New York Observer // Jan 21, 2015

While most people consider sweeping city views to number among One Madison’s most alluring features, surely not everyone who is drawn to glassy new construction wants to live among the birds.  For the less aerially-inclined, the development’s two new townhouse-style residences, which look out over tree-lined 22nd Street, ought do quite nicely.

 

The units—a 4,000-square-foot duplex and a 4,500-square-foot triplex—have just hit the market at $9.5 million and $11.5 million respectively, and are the last units at One Madison, a.k.a. 23 E. 22nd Street, to be released by Related, which bought the distressed asset from its rookie developers Ira Shaprio and Marc Jacobs (the commodities trader, not the clothing designer) in 2012. The duplex and the triplex are the only units to be have been built ground-up by Related, which tapped BKSK Architects and Yabu Pushelberg to design the annex that would house both units and the lobby, or as the website would have it, the “discreet arrival experience.”

 

“These are brand-new, which is especially appealing,” Leslie Wilson, the senior vice president of sales at Related, who is in charge of sales at One Madison, told the Observer, conceding that the rest of the tower, which started going up in 2006, was not so ancient. (The units are listed with CORE, which Related formed a partnership with this fall to handle its resales, but Ms. Wilson retains her post at Related.) Ms.
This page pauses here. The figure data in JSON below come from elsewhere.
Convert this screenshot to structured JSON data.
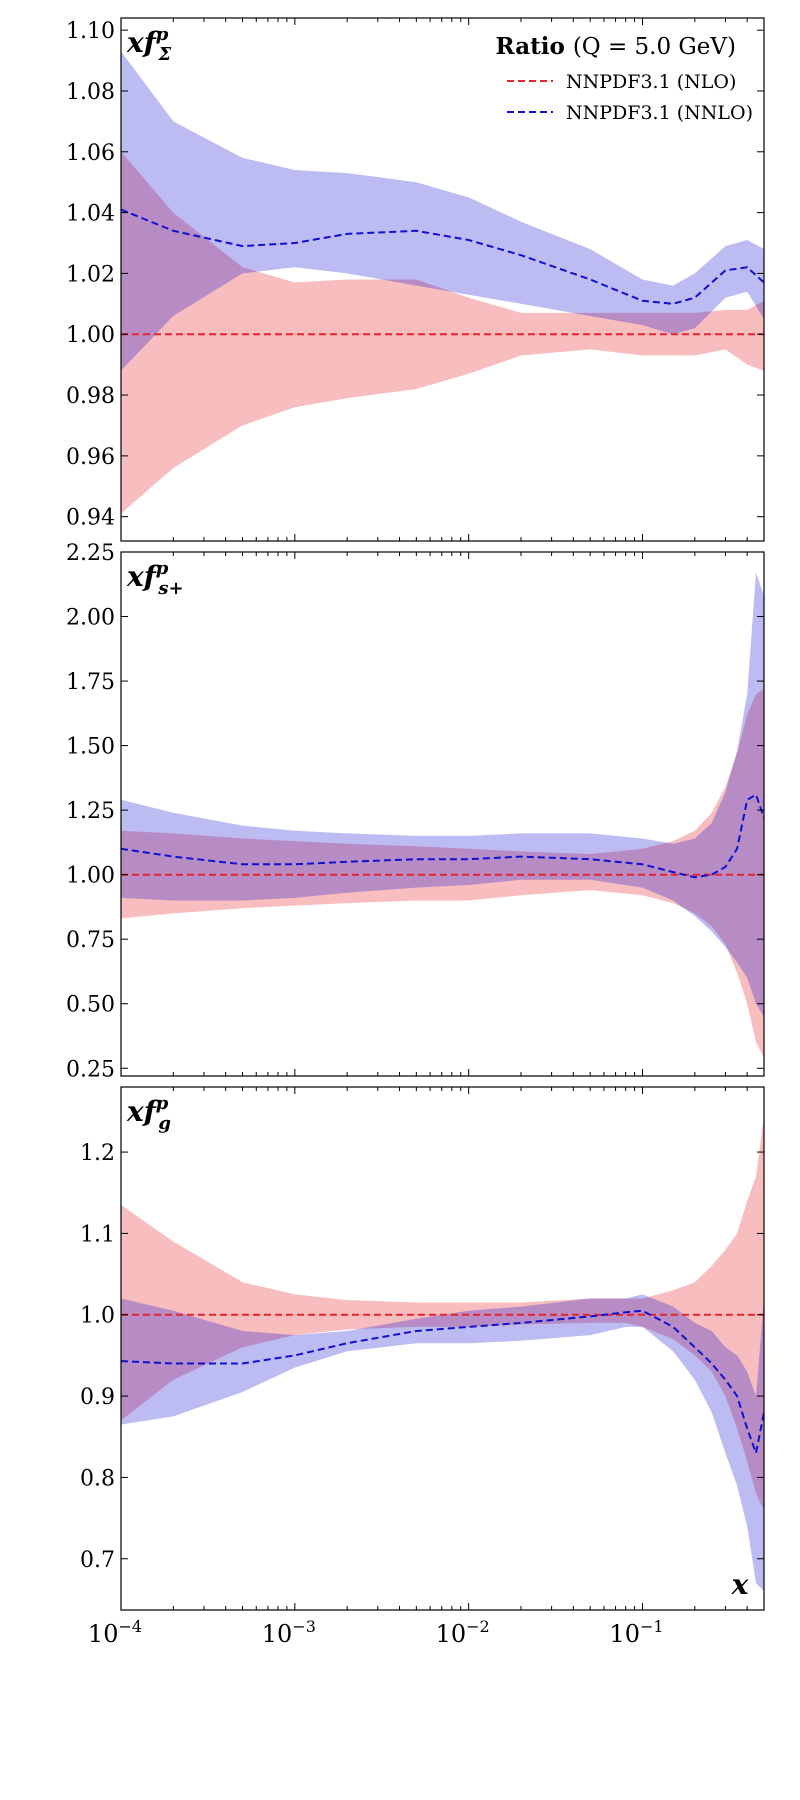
{
  "chart_data": [
    {
      "type": "area",
      "panel_label": {
        "base": "xf",
        "sup": "p",
        "sub": "Σ"
      },
      "legend": {
        "title_bold": "Ratio",
        "title_rest": "(Q = 5.0 GeV)",
        "placement": "top-right",
        "entries": [
          "NNPDF3.1 (NLO)",
          "NNPDF3.1 (NNLO)"
        ]
      },
      "x_scale": "log",
      "xlim": [
        0.0001,
        0.5
      ],
      "ylim": [
        0.932,
        1.104
      ],
      "yticks": [
        0.94,
        0.96,
        0.98,
        1.0,
        1.02,
        1.04,
        1.06,
        1.08,
        1.1
      ],
      "ytick_labels": [
        "0.94",
        "0.96",
        "0.98",
        "1.00",
        "1.02",
        "1.04",
        "1.06",
        "1.08",
        "1.10"
      ],
      "x": [
        0.0001,
        0.0002,
        0.0005,
        0.001,
        0.002,
        0.005,
        0.01,
        0.02,
        0.05,
        0.1,
        0.15,
        0.2,
        0.3,
        0.4,
        0.5
      ],
      "series": [
        {
          "name": "NNPDF3.1 (NLO)",
          "color": "#e8232b",
          "fill": "#ffb3b3",
          "central": [
            1.0,
            1.0,
            1.0,
            1.0,
            1.0,
            1.0,
            1.0,
            1.0,
            1.0,
            1.0,
            1.0,
            1.0,
            1.0,
            1.0,
            1.0
          ],
          "lower": [
            0.941,
            0.956,
            0.97,
            0.976,
            0.979,
            0.982,
            0.987,
            0.993,
            0.995,
            0.993,
            0.993,
            0.993,
            0.995,
            0.99,
            0.988
          ],
          "upper": [
            1.06,
            1.04,
            1.022,
            1.017,
            1.018,
            1.018,
            1.012,
            1.007,
            1.007,
            1.007,
            1.007,
            1.007,
            1.008,
            1.008,
            1.011
          ]
        },
        {
          "name": "NNPDF3.1 (NNLO)",
          "color": "#1010d0",
          "fill": "#b3b3ff",
          "central": [
            1.041,
            1.034,
            1.029,
            1.03,
            1.033,
            1.034,
            1.031,
            1.026,
            1.018,
            1.011,
            1.01,
            1.012,
            1.021,
            1.022,
            1.017
          ],
          "lower": [
            0.988,
            1.006,
            1.02,
            1.022,
            1.02,
            1.016,
            1.013,
            1.01,
            1.006,
            1.003,
            1.0,
            1.002,
            1.012,
            1.014,
            1.005
          ],
          "upper": [
            1.093,
            1.07,
            1.058,
            1.054,
            1.053,
            1.05,
            1.045,
            1.037,
            1.028,
            1.018,
            1.016,
            1.02,
            1.029,
            1.031,
            1.028
          ]
        }
      ]
    },
    {
      "type": "area",
      "panel_label": {
        "base": "xf",
        "sup": "p",
        "sub": "s+"
      },
      "x_scale": "log",
      "xlim": [
        0.0001,
        0.5
      ],
      "ylim": [
        0.22,
        2.25
      ],
      "yticks": [
        0.25,
        0.5,
        0.75,
        1.0,
        1.25,
        1.5,
        1.75,
        2.0,
        2.25
      ],
      "ytick_labels": [
        "0.25",
        "0.50",
        "0.75",
        "1.00",
        "1.25",
        "1.50",
        "1.75",
        "2.00",
        "2.25"
      ],
      "x": [
        0.0001,
        0.0002,
        0.0005,
        0.001,
        0.002,
        0.005,
        0.01,
        0.02,
        0.05,
        0.1,
        0.15,
        0.2,
        0.25,
        0.3,
        0.35,
        0.4,
        0.45,
        0.5
      ],
      "series": [
        {
          "name": "NNPDF3.1 (NLO)",
          "color": "#e8232b",
          "fill": "#ffb3b3",
          "central": [
            1.0,
            1.0,
            1.0,
            1.0,
            1.0,
            1.0,
            1.0,
            1.0,
            1.0,
            1.0,
            1.0,
            1.0,
            1.0,
            1.0,
            1.0,
            1.0,
            1.0,
            1.0
          ],
          "lower": [
            0.83,
            0.85,
            0.87,
            0.88,
            0.89,
            0.9,
            0.9,
            0.92,
            0.94,
            0.92,
            0.89,
            0.85,
            0.8,
            0.73,
            0.62,
            0.5,
            0.35,
            0.29
          ],
          "upper": [
            1.17,
            1.16,
            1.14,
            1.13,
            1.12,
            1.11,
            1.1,
            1.09,
            1.08,
            1.1,
            1.13,
            1.17,
            1.24,
            1.34,
            1.47,
            1.62,
            1.7,
            1.72
          ]
        },
        {
          "name": "NNPDF3.1 (NNLO)",
          "color": "#1010d0",
          "fill": "#b3b3ff",
          "central": [
            1.1,
            1.07,
            1.04,
            1.04,
            1.05,
            1.06,
            1.06,
            1.07,
            1.06,
            1.04,
            1.01,
            0.99,
            1.0,
            1.03,
            1.1,
            1.29,
            1.31,
            1.22
          ],
          "lower": [
            0.91,
            0.9,
            0.9,
            0.91,
            0.93,
            0.95,
            0.96,
            0.98,
            0.98,
            0.95,
            0.9,
            0.84,
            0.78,
            0.72,
            0.66,
            0.6,
            0.5,
            0.45
          ],
          "upper": [
            1.29,
            1.24,
            1.19,
            1.17,
            1.16,
            1.15,
            1.15,
            1.16,
            1.16,
            1.14,
            1.12,
            1.14,
            1.2,
            1.32,
            1.48,
            1.7,
            2.17,
            2.08
          ]
        }
      ]
    },
    {
      "type": "area",
      "panel_label": {
        "base": "xf",
        "sup": "p",
        "sub": "g"
      },
      "xlabel": "x",
      "x_scale": "log",
      "xlim": [
        0.0001,
        0.5
      ],
      "xticks": [
        0.0001,
        0.001,
        0.01,
        0.1
      ],
      "xtick_labels": [
        {
          "base": "10",
          "exp": "−4"
        },
        {
          "base": "10",
          "exp": "−3"
        },
        {
          "base": "10",
          "exp": "−2"
        },
        {
          "base": "10",
          "exp": "−1"
        }
      ],
      "ylim": [
        0.637,
        1.28
      ],
      "yticks": [
        0.7,
        0.8,
        0.9,
        1.0,
        1.1,
        1.2
      ],
      "ytick_labels": [
        "0.7",
        "0.8",
        "0.9",
        "1.0",
        "1.1",
        "1.2"
      ],
      "x": [
        0.0001,
        0.0002,
        0.0005,
        0.001,
        0.002,
        0.005,
        0.01,
        0.02,
        0.05,
        0.08,
        0.1,
        0.15,
        0.2,
        0.25,
        0.3,
        0.35,
        0.4,
        0.45,
        0.5
      ],
      "series": [
        {
          "name": "NNPDF3.1 (NLO)",
          "color": "#e8232b",
          "fill": "#ffb3b3",
          "central": [
            1.0,
            1.0,
            1.0,
            1.0,
            1.0,
            1.0,
            1.0,
            1.0,
            1.0,
            1.0,
            1.0,
            1.0,
            1.0,
            1.0,
            1.0,
            1.0,
            1.0,
            1.0,
            1.0
          ],
          "lower": [
            0.87,
            0.92,
            0.96,
            0.975,
            0.982,
            0.985,
            0.985,
            0.988,
            0.99,
            0.99,
            0.985,
            0.97,
            0.95,
            0.93,
            0.9,
            0.86,
            0.82,
            0.78,
            0.76
          ],
          "upper": [
            1.135,
            1.09,
            1.04,
            1.025,
            1.018,
            1.015,
            1.015,
            1.015,
            1.02,
            1.02,
            1.02,
            1.03,
            1.04,
            1.06,
            1.08,
            1.1,
            1.14,
            1.17,
            1.245
          ]
        },
        {
          "name": "NNPDF3.1 (NNLO)",
          "color": "#1010d0",
          "fill": "#b3b3ff",
          "central": [
            0.943,
            0.94,
            0.94,
            0.95,
            0.965,
            0.98,
            0.985,
            0.99,
            0.998,
            1.003,
            1.005,
            0.985,
            0.96,
            0.94,
            0.92,
            0.9,
            0.86,
            0.83,
            0.88
          ],
          "lower": [
            0.865,
            0.875,
            0.905,
            0.935,
            0.955,
            0.965,
            0.965,
            0.968,
            0.975,
            0.985,
            0.985,
            0.955,
            0.92,
            0.88,
            0.83,
            0.79,
            0.74,
            0.67,
            0.66
          ],
          "upper": [
            1.02,
            1.005,
            0.98,
            0.975,
            0.98,
            0.995,
            1.005,
            1.01,
            1.02,
            1.02,
            1.025,
            1.01,
            0.99,
            0.98,
            0.96,
            0.95,
            0.93,
            0.9,
            1.02
          ]
        }
      ]
    }
  ]
}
Wilson said that the building—which is 93 percent sold—has just two other sponsor units remaining: a floor-through, three-bedroom on the 43rd floor, which is listed for $12.5 million, and a duplex on the 55th and 56th floors for $37.5 million.

 

(Though a handful of residents were living in the tower when Related took possession, its own sales did not launch until fall 2013.)

 

The townhouses are above the lobby, with the duplex located on the second and third floors and the triplex on floors 4 through 6. They both have 10 to 12-foot ceilings, great rooms with gas fireplaces and capacious terraces. Best of all, for those who enjoy building amenities like a pool, spa, billiard room and a lounge with a dining room, but not sharing an elevator with their neighbors (we’re sure that Gisele and Tom would be a joy to gaze upon, but we’re not so confident that a run-in with Rupert would be entirely pleasant), the units have their own private elevator.

 

Ms. Wilson cautioned that the “townhouse vs. tower” buyers are usually very different in new development—”it’s a very different mindset”—but for the new-construction buyer yearning for a more grounded experience, these are the only such townhouses in the immediate area, which has, like One Madison, undergone a rather impressive transformation these last few years.

 

“The whole neighborhood is blooming and blossoming. It’s like overnight it just sprung out of the desert and got to be like Gramercy Park,” effused Ms. Wilson. “It’s almost like we launched into a fully-formed universe.”

 

But, she argued, as great as the rest of Madison Square is, “One Madison is the star of the show. It really is.”